Unite the Right also led to multiple lawsuits. White supremacist leaders and organizations tied to the rally are being sued in civil court over an alleged conspiracy to commit violence, in a case led by attorneys Roberta Kaplan and Karen Dunn of Integrity First for America. Andrew Anglin, the editor of the neo-Nazi website The Daily Stormer, is being sued for allegedly orchestrating an anti-Semitic “terror campaign” of trolling and harassment against a Jewish women in Montana who had been critical of Spencer’s mother. That case is being supported by the Southern Poverty Law Center, which used similar civil court tactics to bankrupt chapters of the Ku Klux Klan in the 1980s.
“Their legal problems are really dogging them,” explained Sunshine. “They don’t have pro bono lawyers. They’ve been de-platformed [online] to stop funding. They can’t afford good lawyers. And the ACLU isn’t going to help them.”
Some of their efforts to maintain the spotlight have been downright comical. Spencer’s attempted college tour ended in catastrophe after only a few dozen people showed up for his speech at Michigan State University – who only agreed to host him if he spoke in their agricultural school’s livestock barn. The Traditionalist Worker Party, one of the white supremacist groups most willing to resort to violence, fell apart after group leader Matthew Heimbach slept with the wife of his second-in-command, who was also his father-in-law.
The continued doxxing of white nationalists – many of them serving in law enforcement or the military – likely also deterred many from affiliating further with white nationalist or white supremacist movements, experts say. And it led many existing groups to scale back their public appearances for fear of being identified.
Identity Evropa is one group that’s still active. It has posted flyers on campuses across the country and periodically conducts “pop-up” events before quickly dispersing. Their materials call on whites to “save your people” but don’t contain swastikas or slur other races.
“They’re trying to find a way to get their ideas out there but not alienate disaffected whites by presenting the most well-known hate symbols,” Mayo explained.
Although white supremacist groups themselves may have declined in visibility, individuals and small groups radicalized by their ideology have taken action. The ADL’s report lists 17 attacks conducted by right-wing extremists, including the perpetrators of shootings at Marjorie Stoneman Douglas High School in Parkland, Florida (where the killer belonged to a racist and anti-Semitic Instagram group) and the Tree of Life synagogue in Pittsburgh (where the gunman, Robert Bowers, was an active member of Gab, the Twitter-like platform popular with white racists).
If anything, Sunshine argued, “Pittsburgh affected the left more than the right.” Many on the anti-Zionist left were convinced that most allegations of anti-Semitism were just ploys to silence criticism of Israel, he said. The deliberate targeting of Jews for death caused them to “put anti-Semitism back on their list of ‘isms’ you’re opposed to.”
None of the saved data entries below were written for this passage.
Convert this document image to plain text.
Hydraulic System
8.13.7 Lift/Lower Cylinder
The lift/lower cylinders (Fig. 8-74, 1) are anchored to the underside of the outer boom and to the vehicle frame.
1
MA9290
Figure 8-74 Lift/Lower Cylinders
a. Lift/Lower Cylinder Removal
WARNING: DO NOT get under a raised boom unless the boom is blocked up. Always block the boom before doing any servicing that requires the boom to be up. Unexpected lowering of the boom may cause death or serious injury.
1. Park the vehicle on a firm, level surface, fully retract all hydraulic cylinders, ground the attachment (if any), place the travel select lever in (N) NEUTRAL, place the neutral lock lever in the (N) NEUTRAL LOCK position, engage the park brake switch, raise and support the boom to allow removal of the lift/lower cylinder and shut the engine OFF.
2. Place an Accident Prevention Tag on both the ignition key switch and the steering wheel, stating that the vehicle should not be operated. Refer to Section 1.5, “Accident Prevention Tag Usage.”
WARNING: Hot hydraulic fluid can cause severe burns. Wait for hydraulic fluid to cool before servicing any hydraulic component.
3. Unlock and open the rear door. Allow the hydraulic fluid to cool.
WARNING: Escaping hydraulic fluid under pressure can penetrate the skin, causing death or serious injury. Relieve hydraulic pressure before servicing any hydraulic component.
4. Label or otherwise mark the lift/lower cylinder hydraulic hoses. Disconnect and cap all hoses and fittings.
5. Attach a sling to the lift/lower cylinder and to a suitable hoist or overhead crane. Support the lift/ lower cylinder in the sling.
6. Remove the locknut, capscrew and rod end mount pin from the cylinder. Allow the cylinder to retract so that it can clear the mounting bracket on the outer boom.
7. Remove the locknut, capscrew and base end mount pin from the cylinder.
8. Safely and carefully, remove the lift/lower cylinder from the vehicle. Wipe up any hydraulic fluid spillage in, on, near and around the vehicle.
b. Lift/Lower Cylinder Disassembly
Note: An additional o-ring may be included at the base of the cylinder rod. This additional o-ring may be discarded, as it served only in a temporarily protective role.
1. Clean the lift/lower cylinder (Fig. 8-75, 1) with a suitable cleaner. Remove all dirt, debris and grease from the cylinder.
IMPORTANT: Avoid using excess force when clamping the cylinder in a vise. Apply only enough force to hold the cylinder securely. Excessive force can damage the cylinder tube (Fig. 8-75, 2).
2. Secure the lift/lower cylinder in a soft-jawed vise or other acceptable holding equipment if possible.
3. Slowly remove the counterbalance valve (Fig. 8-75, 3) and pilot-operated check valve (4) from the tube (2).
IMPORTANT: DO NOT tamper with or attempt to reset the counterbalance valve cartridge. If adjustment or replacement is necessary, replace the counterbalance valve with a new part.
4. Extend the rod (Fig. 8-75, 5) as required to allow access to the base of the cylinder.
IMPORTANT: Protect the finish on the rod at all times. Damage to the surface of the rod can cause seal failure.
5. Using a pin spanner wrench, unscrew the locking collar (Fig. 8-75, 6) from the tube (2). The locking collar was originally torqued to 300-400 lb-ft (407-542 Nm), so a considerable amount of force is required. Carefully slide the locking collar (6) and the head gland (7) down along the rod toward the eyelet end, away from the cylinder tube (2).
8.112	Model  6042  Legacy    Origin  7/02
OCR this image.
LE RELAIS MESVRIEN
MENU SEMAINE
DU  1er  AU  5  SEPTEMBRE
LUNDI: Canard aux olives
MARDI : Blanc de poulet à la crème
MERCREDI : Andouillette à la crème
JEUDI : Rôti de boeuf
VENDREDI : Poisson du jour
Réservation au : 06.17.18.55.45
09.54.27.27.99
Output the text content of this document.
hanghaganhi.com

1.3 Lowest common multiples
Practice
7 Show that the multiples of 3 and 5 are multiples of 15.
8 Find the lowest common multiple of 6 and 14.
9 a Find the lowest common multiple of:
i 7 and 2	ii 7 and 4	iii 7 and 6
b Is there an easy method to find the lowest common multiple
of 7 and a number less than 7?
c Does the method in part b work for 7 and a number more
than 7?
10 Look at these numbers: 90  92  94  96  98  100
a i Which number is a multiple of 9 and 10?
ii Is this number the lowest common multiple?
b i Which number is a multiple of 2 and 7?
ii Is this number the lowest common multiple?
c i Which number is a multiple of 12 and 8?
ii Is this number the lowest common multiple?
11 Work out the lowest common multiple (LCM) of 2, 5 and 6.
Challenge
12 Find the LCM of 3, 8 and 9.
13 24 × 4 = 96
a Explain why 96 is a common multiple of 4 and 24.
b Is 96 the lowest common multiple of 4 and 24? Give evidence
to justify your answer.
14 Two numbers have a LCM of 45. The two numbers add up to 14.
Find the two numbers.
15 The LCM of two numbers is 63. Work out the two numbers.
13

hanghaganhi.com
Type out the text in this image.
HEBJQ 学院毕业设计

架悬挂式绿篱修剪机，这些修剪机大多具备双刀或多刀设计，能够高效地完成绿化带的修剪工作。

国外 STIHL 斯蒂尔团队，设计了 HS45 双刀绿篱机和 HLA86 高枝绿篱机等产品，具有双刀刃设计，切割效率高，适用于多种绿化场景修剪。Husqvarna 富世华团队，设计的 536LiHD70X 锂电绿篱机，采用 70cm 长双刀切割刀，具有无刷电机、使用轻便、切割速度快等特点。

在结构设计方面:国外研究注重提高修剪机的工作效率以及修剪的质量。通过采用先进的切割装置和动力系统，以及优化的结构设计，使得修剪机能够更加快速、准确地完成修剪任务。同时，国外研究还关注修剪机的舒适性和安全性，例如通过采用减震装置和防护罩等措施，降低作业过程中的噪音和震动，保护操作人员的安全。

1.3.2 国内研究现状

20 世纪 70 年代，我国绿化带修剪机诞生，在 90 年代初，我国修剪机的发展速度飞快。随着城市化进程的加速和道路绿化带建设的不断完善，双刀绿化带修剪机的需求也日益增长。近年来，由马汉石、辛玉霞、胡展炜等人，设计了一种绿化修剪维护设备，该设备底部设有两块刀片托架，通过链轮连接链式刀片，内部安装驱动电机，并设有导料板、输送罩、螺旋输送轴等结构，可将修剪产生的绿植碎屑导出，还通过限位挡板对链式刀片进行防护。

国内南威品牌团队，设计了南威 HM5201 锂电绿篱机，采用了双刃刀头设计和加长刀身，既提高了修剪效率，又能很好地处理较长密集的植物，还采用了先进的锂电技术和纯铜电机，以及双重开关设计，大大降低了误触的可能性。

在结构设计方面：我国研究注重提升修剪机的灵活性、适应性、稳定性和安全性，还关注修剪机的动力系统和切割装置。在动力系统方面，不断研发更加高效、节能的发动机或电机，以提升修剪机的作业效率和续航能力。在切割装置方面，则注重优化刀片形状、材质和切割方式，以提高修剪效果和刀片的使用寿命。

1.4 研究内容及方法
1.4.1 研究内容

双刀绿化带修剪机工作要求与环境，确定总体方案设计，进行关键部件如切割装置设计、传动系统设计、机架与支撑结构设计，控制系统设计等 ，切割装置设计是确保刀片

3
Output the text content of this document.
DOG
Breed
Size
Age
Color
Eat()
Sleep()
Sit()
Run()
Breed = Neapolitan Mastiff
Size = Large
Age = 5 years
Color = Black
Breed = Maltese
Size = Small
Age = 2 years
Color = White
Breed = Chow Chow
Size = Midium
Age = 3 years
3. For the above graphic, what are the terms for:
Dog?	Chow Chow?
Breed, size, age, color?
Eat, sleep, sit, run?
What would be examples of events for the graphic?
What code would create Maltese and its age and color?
White supremacist groups may be in disarray, but they are committed to working to “figure out…how to mainstream their ideas,” Mayo said. She pointed out that Rep. Steve King has frequently made white nationalist statements under the guise of talking about “Western civilization.” Other Republican members of Congress have been spotted speaking with alt-right activist Charles C. Johnson.
“We should always be concerned and vigilant about white supremacism,” Mayo said. “You don’t know what’s going to turn a person who supports this ideology into someone like Robert Bowers, when they go from talking on Gab to taking action.”
This story was updated to add additional information about the civil lawsuit stemming from the “Unite the Right” march in Charlottesville.